Como ja fora abordado antes, todo esse procedimento nos permite testar a hipótese de que não há diferença entre os alunos da rede pública e privada (H0), contra a hipótese de que haja tal diferença (H1). Nesse caso, a hipótese nula seria:
H0: B3 = B4 = B5 = 0
Que constitui-se num teste de significância conjunta dos parâmetros, que pode ser realizado através do teste F ou do teste t para cada qual. O teste de Chow² talvez fosse o mais apropriado, já que estamos tratando de um sistema com restrições em seus elementos (estimaríamos os modelos restrito e irrestrito e compararíamos os ajustes em cada caso). Em outros termos, estaríamos testando se os coeficientes são constantes para toda a amostra.

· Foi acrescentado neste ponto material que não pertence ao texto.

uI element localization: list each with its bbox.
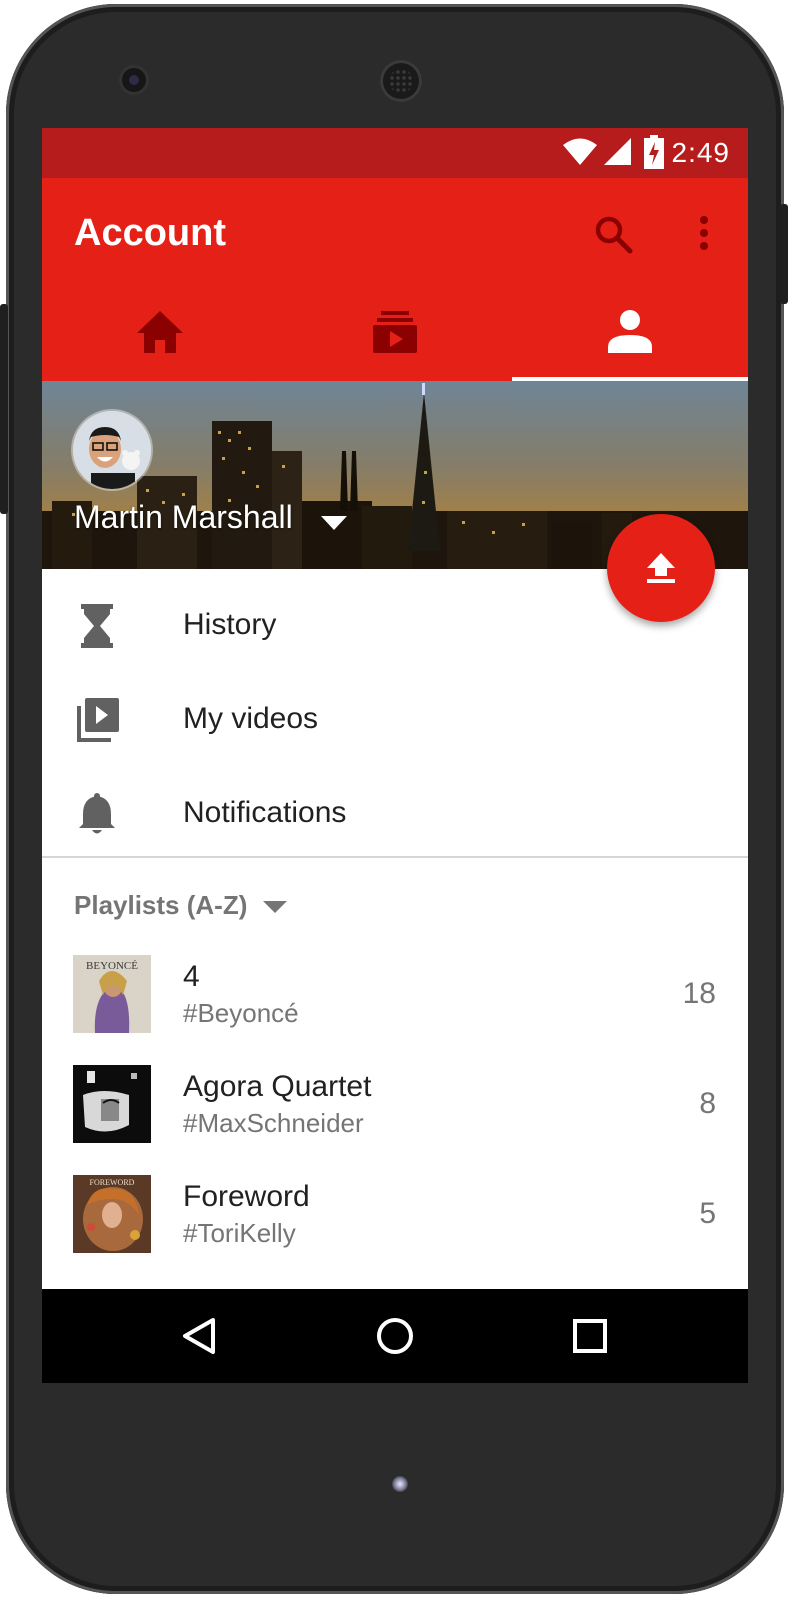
menu-item-label: My videos	[183, 702, 319, 735]
status-time: 2:49	[671, 137, 730, 168]
divider	[42, 856, 748, 858]
search-icon[interactable]	[594, 215, 634, 255]
playlist-title: Agora Quartet	[183, 1070, 372, 1103]
album-cover-image	[73, 1065, 151, 1143]
page-title: Account	[74, 212, 226, 254]
playlist-cover: BEYONCÉ	[73, 955, 151, 1033]
cover-text: FOREWORD	[90, 1178, 135, 1187]
screen: 2:49 Account Martin Marshall History My …	[42, 128, 748, 1383]
playlist-subtitle: #MaxSchneider	[183, 1108, 364, 1138]
tab-subscriptions[interactable]	[277, 283, 512, 381]
battery-charging-icon	[644, 135, 664, 169]
recents-square-icon	[573, 1319, 607, 1353]
account-name[interactable]: Martin Marshall	[74, 499, 293, 536]
earpiece-speaker	[380, 60, 422, 102]
system-navigation-bar	[42, 1289, 748, 1383]
sort-dropdown-icon[interactable]	[263, 901, 287, 913]
video-library-icon	[77, 698, 119, 742]
avatar[interactable]	[73, 411, 151, 489]
wifi-icon	[563, 138, 597, 165]
tab-home[interactable]	[42, 283, 277, 381]
recents-button[interactable]	[565, 1311, 615, 1361]
menu-item-label: History	[183, 608, 277, 641]
playlist-count: 5	[699, 1197, 716, 1230]
more-vert-icon[interactable]	[695, 213, 713, 253]
tab-account[interactable]	[512, 283, 748, 381]
status-bar: 2:49	[42, 128, 748, 178]
home-icon	[136, 311, 183, 353]
playlist-subtitle: #Beyoncé	[183, 998, 299, 1028]
hourglass-icon	[81, 604, 113, 648]
bell-icon	[79, 793, 115, 834]
back-button[interactable]	[174, 1311, 224, 1361]
playlist-row[interactable]: BEYONCÉ 4 #Beyoncé 18	[42, 955, 748, 1055]
cell-signal-icon	[604, 138, 631, 165]
playlist-row[interactable]: Agora Quartet #MaxSchneider 8	[42, 1065, 748, 1165]
app-toolbar: Account	[42, 178, 748, 381]
volume-button	[0, 304, 8, 514]
tab-bar	[42, 283, 748, 381]
playlist-cover	[73, 1065, 151, 1143]
menu-item-label: Notifications	[183, 796, 347, 829]
profile-photo-image	[73, 411, 151, 489]
playlists-sort-header[interactable]: Playlists (A-Z)	[74, 890, 247, 921]
album-cover-image: BEYONCÉ	[73, 955, 151, 1033]
power-button	[780, 204, 788, 304]
playlist-title: Foreword	[183, 1180, 310, 1213]
notification-led	[392, 1476, 408, 1492]
playlist-count: 8	[699, 1087, 716, 1120]
home-button[interactable]	[370, 1311, 420, 1361]
playlist-cover: FOREWORD	[73, 1175, 151, 1253]
playlist-count: 18	[682, 977, 716, 1010]
album-cover-image: FOREWORD	[73, 1175, 151, 1253]
back-icon	[183, 1318, 215, 1354]
playlist-row[interactable]: FOREWORD Foreword #ToriKelly 5	[42, 1175, 748, 1275]
menu-item-notifications[interactable]: Notifications	[42, 766, 748, 860]
account-switcher-dropdown-icon[interactable]	[321, 516, 347, 530]
front-camera	[122, 68, 146, 92]
cover-text: BEYONCÉ	[86, 960, 138, 972]
menu-item-history[interactable]: History	[42, 578, 748, 672]
playlist-title: 4	[183, 960, 200, 993]
playlist-subtitle: #ToriKelly	[183, 1218, 296, 1248]
subscriptions-icon	[372, 311, 417, 353]
home-circle-icon	[377, 1318, 413, 1354]
account-icon	[608, 310, 652, 353]
menu-item-my-videos[interactable]: My videos	[42, 672, 748, 766]
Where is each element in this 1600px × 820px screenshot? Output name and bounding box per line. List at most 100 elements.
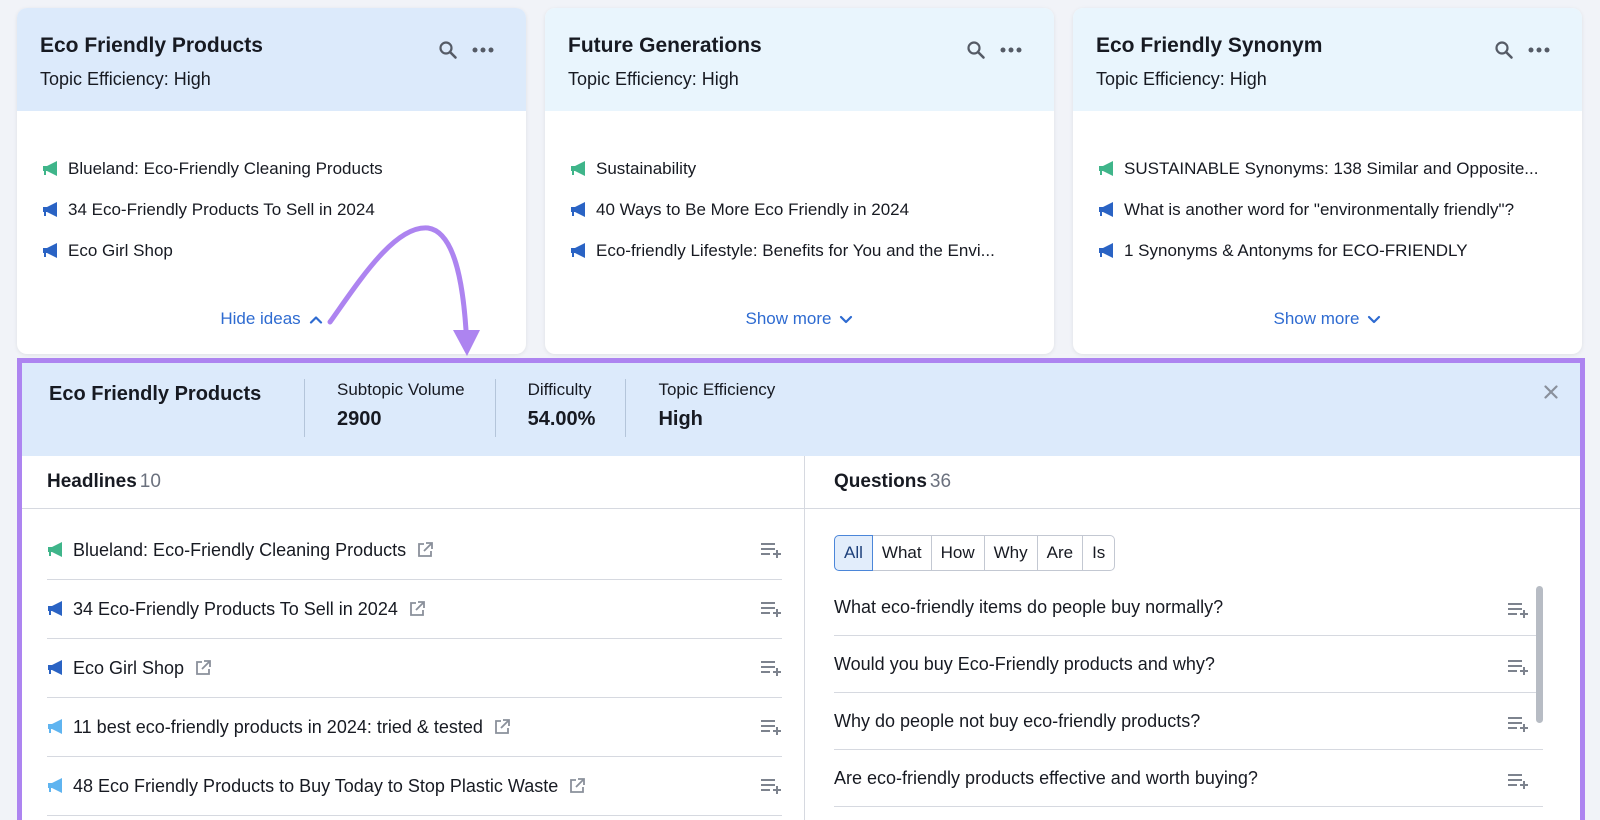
headlines-column: Headlines 10 Blueland: Eco-Friendly Clean…: [22, 456, 805, 820]
headline-row[interactable]: 48 Eco Friendly Products to Buy Today to…: [47, 757, 782, 816]
external-link-icon[interactable]: [568, 777, 586, 795]
question-row[interactable]: What eco-friendly items do people buy no…: [834, 579, 1543, 636]
card-idea-list: SUSTAINABLE Synonyms: 138 Similar and Op…: [1073, 111, 1582, 271]
card-idea-item[interactable]: Eco-friendly Lifestyle: Benefits for You…: [570, 230, 1030, 271]
megaphone-blue-icon: [571, 242, 585, 258]
headline-text: 11 best eco-friendly products in 2024: t…: [73, 716, 483, 737]
show-more-link[interactable]: Show more: [1073, 309, 1582, 329]
question-row[interactable]: Are eco-friendly products effective and …: [834, 750, 1543, 807]
card-idea-text: Sustainability: [596, 158, 697, 178]
metric-value: 2900: [337, 408, 382, 430]
card-idea-item[interactable]: SUSTAINABLE Synonyms: 138 Similar and Op…: [1098, 148, 1558, 189]
filter-is[interactable]: Is: [1083, 535, 1116, 571]
add-to-list-icon[interactable]: [760, 777, 782, 795]
card-tools: [438, 40, 494, 60]
topic-card-future-generations[interactable]: Future Generations Topic Efficiency: Hig…: [545, 8, 1054, 354]
question-filter-group: All What How Why Are Is: [834, 535, 1580, 571]
card-idea-item[interactable]: 40 Ways to Be More Eco Friendly in 2024: [570, 189, 1030, 230]
card-header: Eco Friendly Synonym Topic Efficiency: H…: [1073, 8, 1582, 111]
card-idea-item[interactable]: Eco Girl Shop: [42, 230, 502, 271]
card-title: Eco Friendly Synonym: [1096, 34, 1323, 57]
megaphone-blue-icon: [571, 201, 585, 217]
headlines-label: Headlines: [47, 471, 137, 492]
filter-why[interactable]: Why: [984, 535, 1038, 571]
filter-how[interactable]: How: [931, 535, 985, 571]
link-label: Show more: [745, 309, 832, 328]
card-idea-text: 40 Ways to Be More Eco Friendly in 2024: [596, 199, 910, 219]
external-link-icon[interactable]: [416, 541, 434, 559]
add-to-list-icon[interactable]: [760, 600, 782, 618]
megaphone-green-icon: [1099, 160, 1113, 176]
card-header: Eco Friendly Products Topic Efficiency: …: [17, 8, 526, 111]
question-text: Would you buy Eco-Friendly products and …: [834, 653, 1215, 674]
add-to-list-icon[interactable]: [1507, 715, 1529, 733]
external-link-icon[interactable]: [408, 600, 426, 618]
headlines-list: Blueland: Eco-Friendly Cleaning Products…: [22, 509, 782, 816]
headline-row[interactable]: Eco Girl Shop: [47, 639, 782, 698]
external-link-icon[interactable]: [194, 659, 212, 677]
headline-row[interactable]: 11 best eco-friendly products in 2024: t…: [47, 698, 782, 757]
add-to-list-icon[interactable]: [1507, 601, 1529, 619]
megaphone-blue-icon: [43, 242, 57, 258]
filter-all[interactable]: All: [834, 535, 873, 571]
close-icon[interactable]: [1544, 385, 1558, 399]
metric-value: 54.00%: [527, 408, 596, 430]
card-idea-item[interactable]: What is another word for "environmentall…: [1098, 189, 1558, 230]
add-to-list-icon[interactable]: [1507, 658, 1529, 676]
card-idea-item[interactable]: Sustainability: [570, 148, 1030, 189]
hide-ideas-link[interactable]: Hide ideas: [17, 309, 526, 329]
card-idea-item[interactable]: 1 Synonyms & Antonyms for ECO-FRIENDLY: [1098, 230, 1558, 271]
question-row[interactable]: Why do people not buy eco-friendly produ…: [834, 693, 1543, 750]
more-icon[interactable]: [472, 47, 494, 53]
card-idea-text: Blueland: Eco-Friendly Cleaning Products: [68, 158, 383, 178]
megaphone-blue-icon: [1099, 242, 1113, 258]
card-idea-text: Eco Girl Shop: [68, 240, 173, 260]
megaphone-green-icon: [48, 542, 62, 557]
add-to-list-icon[interactable]: [760, 659, 782, 677]
topic-card-eco-friendly-products[interactable]: Eco Friendly Products Topic Efficiency: …: [17, 8, 526, 354]
card-idea-text: Eco-friendly Lifestyle: Benefits for You…: [596, 240, 995, 260]
question-text: Are eco-friendly products effective and …: [834, 767, 1258, 788]
headline-text: Eco Girl Shop: [73, 657, 185, 678]
headline-text: 34 Eco-Friendly Products To Sell in 2024: [73, 598, 398, 619]
headline-row[interactable]: 34 Eco-Friendly Products To Sell in 2024: [47, 580, 782, 639]
questions-label: Questions: [834, 471, 927, 492]
questions-count: 36: [929, 471, 952, 492]
headlines-header: Headlines 10: [22, 456, 804, 509]
search-icon[interactable]: [438, 40, 458, 60]
questions-scrollbar[interactable]: [1536, 586, 1543, 723]
topic-card-eco-friendly-synonym[interactable]: Eco Friendly Synonym Topic Efficiency: H…: [1073, 8, 1582, 354]
megaphone-green-icon: [571, 160, 585, 176]
metric-label: Difficulty: [527, 380, 592, 399]
search-icon[interactable]: [966, 40, 986, 60]
headline-row[interactable]: Blueland: Eco-Friendly Cleaning Products: [47, 521, 782, 580]
add-to-list-icon[interactable]: [1507, 772, 1529, 790]
metric-topic-efficiency: Topic Efficiency High: [626, 379, 775, 437]
chevron-down-icon: [1368, 315, 1381, 323]
link-label: Show more: [1273, 309, 1360, 328]
card-idea-item[interactable]: 34 Eco-Friendly Products To Sell in 2024: [42, 189, 502, 230]
external-link-icon[interactable]: [493, 718, 511, 736]
topic-detail-panel: Eco Friendly Products Subtopic Volume 29…: [17, 358, 1585, 820]
show-more-link[interactable]: Show more: [545, 309, 1054, 329]
panel-title-block: Eco Friendly Products: [22, 379, 305, 437]
more-icon[interactable]: [1528, 47, 1550, 53]
filter-what[interactable]: What: [872, 535, 932, 571]
card-subtitle: Topic Efficiency: High: [568, 69, 739, 89]
add-to-list-icon[interactable]: [760, 718, 782, 736]
card-title: Eco Friendly Products: [40, 34, 263, 57]
add-to-list-icon[interactable]: [760, 541, 782, 559]
metric-label: Subtopic Volume: [337, 380, 465, 399]
question-row[interactable]: Would you buy Eco-Friendly products and …: [834, 636, 1543, 693]
card-subtitle: Topic Efficiency: High: [40, 69, 211, 89]
questions-list: What eco-friendly items do people buy no…: [805, 571, 1543, 807]
card-idea-item[interactable]: Blueland: Eco-Friendly Cleaning Products: [42, 148, 502, 189]
megaphone-blue-icon: [1099, 201, 1113, 217]
panel-header: Eco Friendly Products Subtopic Volume 29…: [22, 363, 1580, 456]
filter-are[interactable]: Are: [1037, 535, 1084, 571]
search-icon[interactable]: [1494, 40, 1514, 60]
panel-title: Eco Friendly Products: [49, 383, 262, 405]
headline-text: 48 Eco Friendly Products to Buy Today to…: [73, 775, 559, 796]
chevron-down-icon: [840, 315, 853, 323]
more-icon[interactable]: [1000, 47, 1022, 53]
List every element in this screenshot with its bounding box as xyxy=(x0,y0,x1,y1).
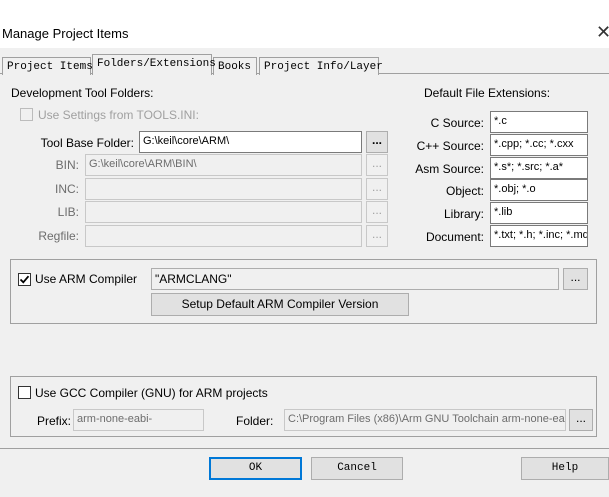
arm-compiler-browse-button[interactable]: ... xyxy=(563,268,588,290)
ext-cpp-field[interactable]: *.cpp; *.cc; *.cxx xyxy=(490,134,588,156)
tab-books[interactable]: Books xyxy=(213,57,257,75)
tool-base-browse-button[interactable]: ... xyxy=(366,131,388,153)
gcc-folder-field[interactable]: C:\Program Files (x86)\Arm GNU Toolchain… xyxy=(284,409,566,431)
lib-field[interactable] xyxy=(85,201,362,223)
ext-c-label: C Source: xyxy=(430,116,484,130)
lib-label: LIB: xyxy=(57,205,79,219)
close-icon[interactable]: ✕ xyxy=(596,22,609,43)
dev-tools-heading: Development Tool Folders: xyxy=(11,86,154,100)
footer-separator xyxy=(0,448,609,449)
arm-compiler-select[interactable]: "ARMCLANG" xyxy=(151,268,559,290)
checkmark-icon xyxy=(19,275,30,284)
ext-asm-field[interactable]: *.s*; *.src; *.a* xyxy=(490,157,588,179)
bin-label: BIN: xyxy=(55,158,79,172)
ext-library-label: Library: xyxy=(443,207,484,221)
regfile-label: Regfile: xyxy=(38,229,79,243)
ext-object-label: Object: xyxy=(445,184,484,198)
tab-project-info-layer[interactable]: Project Info/Layer xyxy=(259,57,383,75)
tool-base-field[interactable]: G:\keil\core\ARM\ xyxy=(139,131,362,153)
cancel-button[interactable]: Cancel xyxy=(311,457,403,480)
lib-browse-button[interactable]: ... xyxy=(366,201,388,223)
ext-document-label: Document: xyxy=(425,230,484,244)
regfile-browse-button[interactable]: ... xyxy=(366,225,388,247)
ext-asm-label: Asm Source: xyxy=(415,162,484,176)
use-arm-compiler-checkbox[interactable] xyxy=(18,273,31,286)
use-arm-compiler-label: Use ARM Compiler xyxy=(35,272,138,286)
regfile-field[interactable] xyxy=(85,225,362,247)
tab-project-items[interactable]: Project Items xyxy=(2,57,93,75)
use-tools-ini-label: Use Settings from TOOLS.INI: xyxy=(38,108,199,122)
ext-object-field[interactable]: *.obj; *.o xyxy=(490,179,588,201)
use-gcc-compiler-checkbox[interactable] xyxy=(18,386,31,399)
gcc-folder-label: Folder: xyxy=(236,414,274,428)
gcc-prefix-label: Prefix: xyxy=(37,414,72,428)
inc-label: INC: xyxy=(55,182,79,196)
bin-browse-button[interactable]: ... xyxy=(366,154,388,176)
use-gcc-compiler-label: Use GCC Compiler (GNU) for ARM projects xyxy=(35,386,268,400)
ok-button[interactable]: OK xyxy=(209,457,302,480)
gcc-prefix-field[interactable]: arm-none-eabi- xyxy=(73,409,204,431)
extensions-heading: Default File Extensions: xyxy=(424,86,551,100)
gcc-folder-browse-button[interactable]: ... xyxy=(569,409,593,431)
tool-base-label: Tool Base Folder: xyxy=(40,136,134,150)
use-tools-ini-checkbox[interactable] xyxy=(20,108,33,121)
inc-browse-button[interactable]: ... xyxy=(366,178,388,200)
help-button[interactable]: Help xyxy=(521,457,609,480)
ext-cpp-label: C++ Source: xyxy=(416,139,484,153)
ext-document-field[interactable]: *.txt; *.h; *.inc; *.md xyxy=(490,225,588,247)
ext-c-field[interactable]: *.c xyxy=(490,111,588,133)
ext-library-field[interactable]: *.lib xyxy=(490,202,588,224)
inc-field[interactable] xyxy=(85,178,362,200)
tab-folders-extensions[interactable]: Folders/Extensions xyxy=(92,54,216,75)
setup-arm-compiler-button[interactable]: Setup Default ARM Compiler Version xyxy=(151,293,409,316)
bin-field[interactable]: G:\keil\core\ARM\BIN\ xyxy=(85,154,362,176)
window-title: Manage Project Items xyxy=(2,26,129,41)
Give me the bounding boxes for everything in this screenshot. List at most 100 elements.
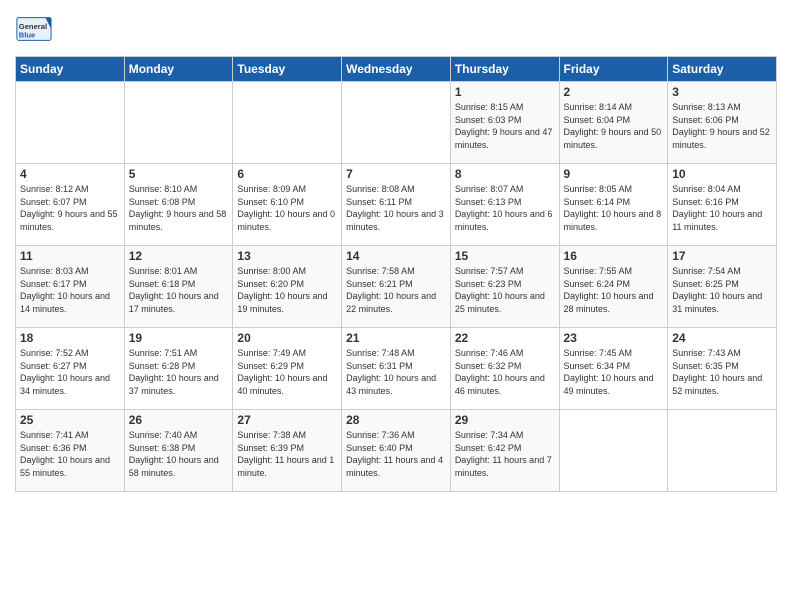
day-number: 25 — [20, 413, 120, 427]
day-number: 27 — [237, 413, 337, 427]
calendar-cell — [124, 82, 233, 164]
day-info: Sunrise: 8:12 AM Sunset: 6:07 PM Dayligh… — [20, 183, 120, 233]
day-info: Sunrise: 7:40 AM Sunset: 6:38 PM Dayligh… — [129, 429, 229, 479]
day-info: Sunrise: 8:09 AM Sunset: 6:10 PM Dayligh… — [237, 183, 337, 233]
calendar-week-row: 1Sunrise: 8:15 AM Sunset: 6:03 PM Daylig… — [16, 82, 777, 164]
day-number: 16 — [564, 249, 664, 263]
calendar-cell: 7 Sunrise: 8:08 AM Sunset: 6:11 PM Daylig… — [342, 164, 451, 246]
calendar-week-row: 25 Sunrise: 7:41 AM Sunset: 6:36 PM Dayli… — [16, 410, 777, 492]
calendar-cell: 1Sunrise: 8:15 AM Sunset: 6:03 PM Daylig… — [450, 82, 559, 164]
day-number: 6 — [237, 167, 337, 181]
day-info: Sunrise: 8:04 AM Sunset: 6:16 PM Dayligh… — [672, 183, 772, 233]
day-info: Sunrise: 8:01 AM Sunset: 6:18 PM Dayligh… — [129, 265, 229, 315]
day-number: 17 — [672, 249, 772, 263]
day-info: Sunrise: 8:05 AM Sunset: 6:14 PM Dayligh… — [564, 183, 664, 233]
day-number: 26 — [129, 413, 229, 427]
day-info: Sunrise: 8:00 AM Sunset: 6:20 PM Dayligh… — [237, 265, 337, 315]
day-info: Sunrise: 8:03 AM Sunset: 6:17 PM Dayligh… — [20, 265, 120, 315]
calendar-cell: 23 Sunrise: 7:45 AM Sunset: 6:34 PM Dayli… — [559, 328, 668, 410]
calendar-cell: 27 Sunrise: 7:38 AM Sunset: 6:39 PM Dayli… — [233, 410, 342, 492]
day-number: 8 — [455, 167, 555, 181]
day-number: 14 — [346, 249, 446, 263]
svg-text:Blue: Blue — [19, 31, 35, 40]
calendar-cell: 10 Sunrise: 8:04 AM Sunset: 6:16 PM Dayli… — [668, 164, 777, 246]
day-info: Sunrise: 7:46 AM Sunset: 6:32 PM Dayligh… — [455, 347, 555, 397]
header: General Blue — [15, 10, 777, 48]
day-info: Sunrise: 7:43 AM Sunset: 6:35 PM Dayligh… — [672, 347, 772, 397]
calendar-header-cell: Wednesday — [342, 57, 451, 82]
calendar-header-row: SundayMondayTuesdayWednesdayThursdayFrid… — [16, 57, 777, 82]
day-number: 29 — [455, 413, 555, 427]
calendar-cell: 13 Sunrise: 8:00 AM Sunset: 6:20 PM Dayli… — [233, 246, 342, 328]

¹. Alguns podem ainda acusar o modelo de possuir multicolinearidade, mas isso é assuntos para outro texto. Por aqui, é importante saber que essa possível colinearidade entre ano de graduação e media das notas pode ser ignoradas, ja que não há uma correspondência exata entre as duas coisas, afinal um aluno pode passar para outra fase com diversas notas, tanto acima quanto abaixo da média (as famosas notas de exame).
². Também conhecido como teste de mudança estrutural.